In particolare, il suo coraggio di «dire apertamente la fede in Gesù in un’epoca di “apostasia silenziosa da parte dell’uomo sazio, che vive come se Dio non esistesse”», così come la sua audacia nel «difendere la famiglia, che è un progetto di Dio scritto a chiare note nel libro della vita». Un impegno, quest’ultimo, portato avanti mentre si stava propagando «confusione e pubblica aggressione verso la famiglia, nel tentativo folle di scrivere una anti-genesi, un controprogetto del Creatore».
Papa Wojtyla, ha aggiunto il porporato, ha avuto anche il coraggio di difendere «la vita umana — e tutta la vita umana — in un’epoca in cui si sta diffondendo la cultura dello scarto, come più volte si è espresso Papa Francesco». La passione per la difesa della vita, ha ricordato, «divenne un autentico urlo nella valle dei Templi, presso Agrigento».
Quindi il cardinale arciprete ha sottolineato l’intrepida opera del Pontefice polacco nel promuovere la pace «mentre soffiavano cupi venti di guerra»: in particolare nel 1991 e nel 2003, quando tentò con tutte le sue forze di impedire le due guerre del Golfo. Egli inoltre è andato incontro ai giovani «per liberarli dalla cultura del vuoto e dell’effimero e per invitarli ad accogliere Cristo, unica luce della vita e unico capace di dare pienezza di gioia al cuore umano». Per questo i giovani di tutto il mondo «hanno riconosciuto in Giovanni Paolo II un padre vero, una guida autentica, un educatore leale».

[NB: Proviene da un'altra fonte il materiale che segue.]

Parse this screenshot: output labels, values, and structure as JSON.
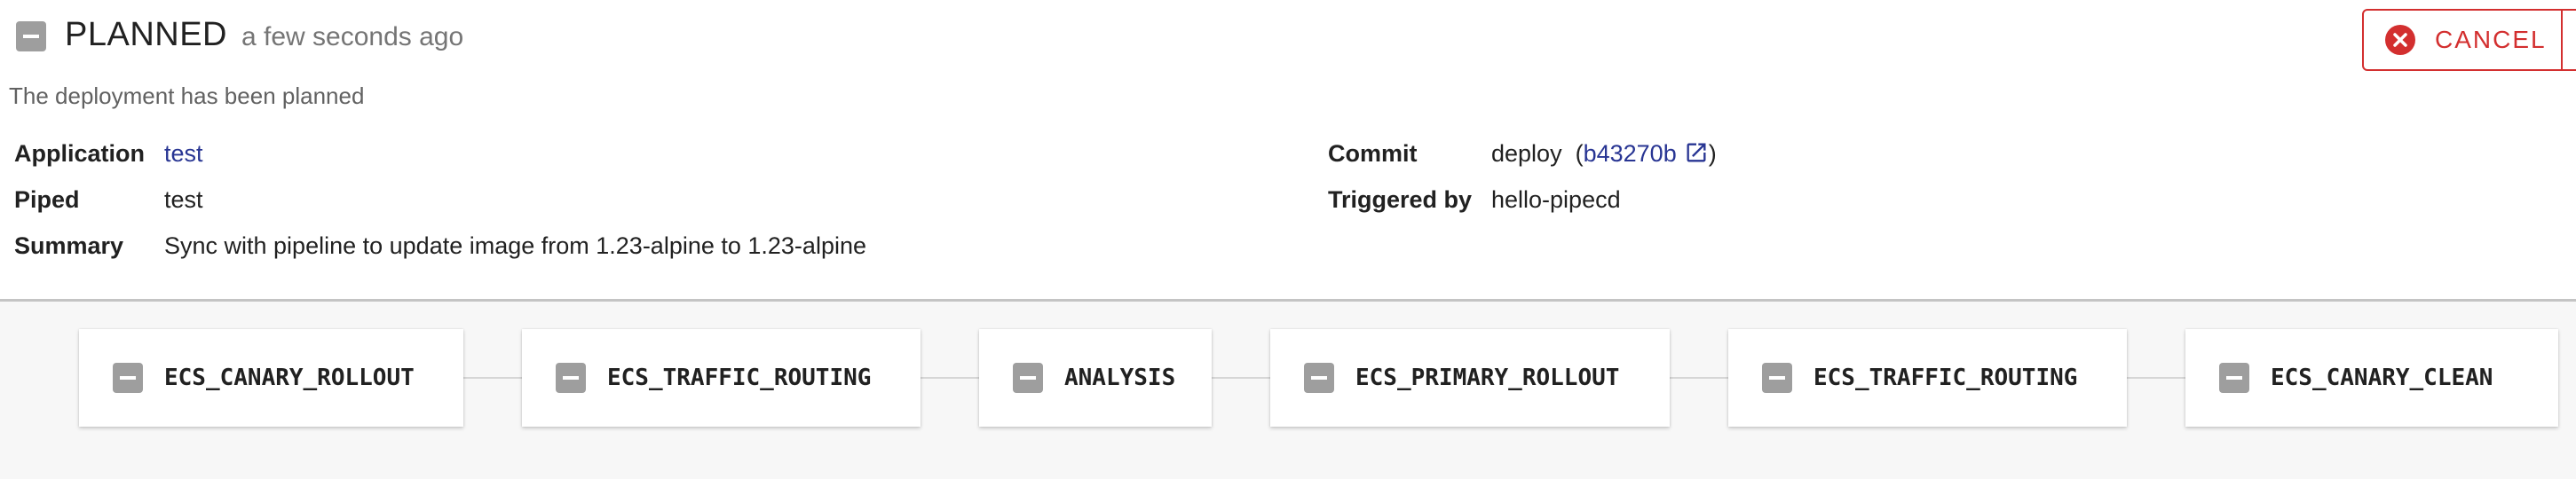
{
  "header": {
    "status": "PLANNED",
    "time": "a few seconds ago",
    "description": "The deployment has been planned",
    "cancel_label": "CANCEL"
  },
  "details": {
    "application": {
      "label": "Application",
      "value": "test"
    },
    "piped": {
      "label": "Piped",
      "value": "test"
    },
    "summary": {
      "label": "Summary",
      "value": "Sync with pipeline to update image from 1.23-alpine to 1.23-alpine"
    },
    "commit": {
      "label": "Commit",
      "message": "deploy",
      "open_paren": "(",
      "hash": "b43270b",
      "close_paren": ")"
    },
    "triggered_by": {
      "label": "Triggered by",
      "value": "hello-pipecd"
    }
  },
  "pipeline": {
    "stages": [
      {
        "name": "ECS_CANARY_ROLLOUT",
        "status": "not-started"
      },
      {
        "name": "ECS_TRAFFIC_ROUTING",
        "status": "not-started"
      },
      {
        "name": "ANALYSIS",
        "status": "not-started"
      },
      {
        "name": "ECS_PRIMARY_ROLLOUT",
        "status": "not-started"
      },
      {
        "name": "ECS_TRAFFIC_ROUTING",
        "status": "not-started"
      },
      {
        "name": "ECS_CANARY_CLEAN",
        "status": "not-started"
      }
    ]
  },
  "colors": {
    "status_gray": "#9e9e9e",
    "cancel_red": "#d32f2f",
    "link_blue": "#283593"
  },
  "icons": {
    "status": "minus-square-icon",
    "cancel": "cancel-circle-icon",
    "commit_link": "open-in-new-icon"
  }
}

Nella difficile stagione della crisi di vocazioni sacerdotali, infine, Giovanni Paolo II «ha avuto il coraggio di vivere davanti al mondo la gioia di essere prete, la gioia di appartenere a Cristo e di spendersi totalmente per la causa del suo regno». Ha affrontato anche “l’inverno mariano”, che caratterizzò la prima fase post-conciliare; ma — ha evidenziato il porporato — «ripropose con forza e con convinzione la devozione a Maria: una devozione che è parte irrinunciabile dell’Evangelo, cioè dell’opera di salvezza così come è stata e viene compiuta da Dio in Cristo Gesù».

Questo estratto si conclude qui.